Toutefois, « dans ces temps qui exigent des efforts de nos compatriotes et de l'État », le Président du Sénat a, le 14 octobre 2008, demandé que le « budget demeure en 2009 au niveau qui était le sien en 2008 ».

Le présent amendement, déposé dans le respect des compétences de la Commission commune des crédits, prend acte de cette demande. Le conseil de questure procédera aux ajustements nécessaires afin de diminuer d'autant les dépenses prévues en 2009.

Le Sénat, qui aura ainsi diminué la contribution qu'il demande à l'État de 1,5 %, s'est d'ores et déjà engagé à stabiliser ses dépenses pour les trois années à venir dans le projet de loi de programmation des finances publiques, ce à quoi il n'était pas tenu. Cette année, nous maintenons la stabilité malgré douze sénateurs, deux vice-présidents et deux secrétaires supplémentaires, et la perspective de nouvelles commissions. En trois ans, la progression du budget du Sénat a été maintenue à 6 %, dans la limite de l'évolution du coût de la vie. (Applaudissements à droite)

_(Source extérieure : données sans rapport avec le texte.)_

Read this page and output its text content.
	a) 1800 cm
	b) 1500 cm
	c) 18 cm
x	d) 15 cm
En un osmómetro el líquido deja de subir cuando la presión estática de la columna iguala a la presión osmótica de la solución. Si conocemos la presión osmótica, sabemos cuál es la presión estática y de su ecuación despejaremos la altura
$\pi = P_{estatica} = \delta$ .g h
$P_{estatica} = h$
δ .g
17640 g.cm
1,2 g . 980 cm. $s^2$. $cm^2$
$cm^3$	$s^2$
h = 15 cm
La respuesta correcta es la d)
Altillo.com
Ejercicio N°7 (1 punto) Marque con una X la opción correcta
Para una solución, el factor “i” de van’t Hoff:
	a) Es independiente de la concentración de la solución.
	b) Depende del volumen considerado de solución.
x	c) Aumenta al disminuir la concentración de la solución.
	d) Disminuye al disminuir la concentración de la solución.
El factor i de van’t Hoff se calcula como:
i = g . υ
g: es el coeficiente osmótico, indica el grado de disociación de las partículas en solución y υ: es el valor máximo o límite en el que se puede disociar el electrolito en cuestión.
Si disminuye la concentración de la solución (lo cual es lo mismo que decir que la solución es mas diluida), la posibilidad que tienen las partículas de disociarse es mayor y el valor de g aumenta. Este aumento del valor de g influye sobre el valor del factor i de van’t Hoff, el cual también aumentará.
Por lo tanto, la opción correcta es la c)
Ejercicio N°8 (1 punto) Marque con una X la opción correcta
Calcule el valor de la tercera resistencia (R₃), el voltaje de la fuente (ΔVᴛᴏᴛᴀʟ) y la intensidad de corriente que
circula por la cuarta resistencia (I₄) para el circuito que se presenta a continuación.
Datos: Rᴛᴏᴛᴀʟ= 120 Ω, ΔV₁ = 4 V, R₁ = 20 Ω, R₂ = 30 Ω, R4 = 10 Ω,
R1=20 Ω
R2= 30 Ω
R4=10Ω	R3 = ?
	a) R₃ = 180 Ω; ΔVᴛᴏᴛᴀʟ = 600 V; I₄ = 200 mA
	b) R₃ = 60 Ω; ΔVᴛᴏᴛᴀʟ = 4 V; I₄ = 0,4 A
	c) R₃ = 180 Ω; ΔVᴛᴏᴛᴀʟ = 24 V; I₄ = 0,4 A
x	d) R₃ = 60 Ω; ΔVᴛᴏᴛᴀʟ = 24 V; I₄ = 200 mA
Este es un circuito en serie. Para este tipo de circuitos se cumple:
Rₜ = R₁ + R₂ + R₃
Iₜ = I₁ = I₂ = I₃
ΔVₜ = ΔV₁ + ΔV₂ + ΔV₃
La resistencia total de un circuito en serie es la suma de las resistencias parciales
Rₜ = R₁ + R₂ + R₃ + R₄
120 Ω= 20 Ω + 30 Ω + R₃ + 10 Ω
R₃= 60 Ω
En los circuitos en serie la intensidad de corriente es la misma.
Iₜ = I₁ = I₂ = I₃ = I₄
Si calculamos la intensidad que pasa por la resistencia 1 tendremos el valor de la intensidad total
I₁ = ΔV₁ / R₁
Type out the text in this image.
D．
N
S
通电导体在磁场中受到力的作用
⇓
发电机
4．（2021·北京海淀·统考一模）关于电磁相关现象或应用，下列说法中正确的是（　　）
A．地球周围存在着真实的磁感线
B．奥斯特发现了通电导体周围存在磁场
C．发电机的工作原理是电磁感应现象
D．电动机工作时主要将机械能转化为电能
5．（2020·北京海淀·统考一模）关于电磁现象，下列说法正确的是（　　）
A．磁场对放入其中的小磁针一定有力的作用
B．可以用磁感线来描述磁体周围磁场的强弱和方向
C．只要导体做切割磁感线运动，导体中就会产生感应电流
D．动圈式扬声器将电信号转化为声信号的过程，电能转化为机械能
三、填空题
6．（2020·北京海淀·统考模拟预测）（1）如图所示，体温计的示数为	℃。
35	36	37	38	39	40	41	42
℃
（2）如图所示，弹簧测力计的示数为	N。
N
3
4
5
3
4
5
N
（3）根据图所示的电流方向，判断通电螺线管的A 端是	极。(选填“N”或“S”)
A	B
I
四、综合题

M. Jean Arthuis, président de la commission des finances.  - Avis favorable. L'exemple donné par le Sénat contribue à son autorité. Nous serons ainsi mieux fondés à recommander au Gouvernement de mieux maîtriser la dépense publique. Le Sénat est un laboratoire de la gouvernance publique et de la performance.

Mme Jacqueline Gourault, rapporteur pour avis.  - N'en rajoutons pas...

M. Roger Karoutchi, secrétaire d'État.  - Sagesse.

L'amendement n°II-117 est adopté.

Les crédits de la mission, modifiés, sont adoptés.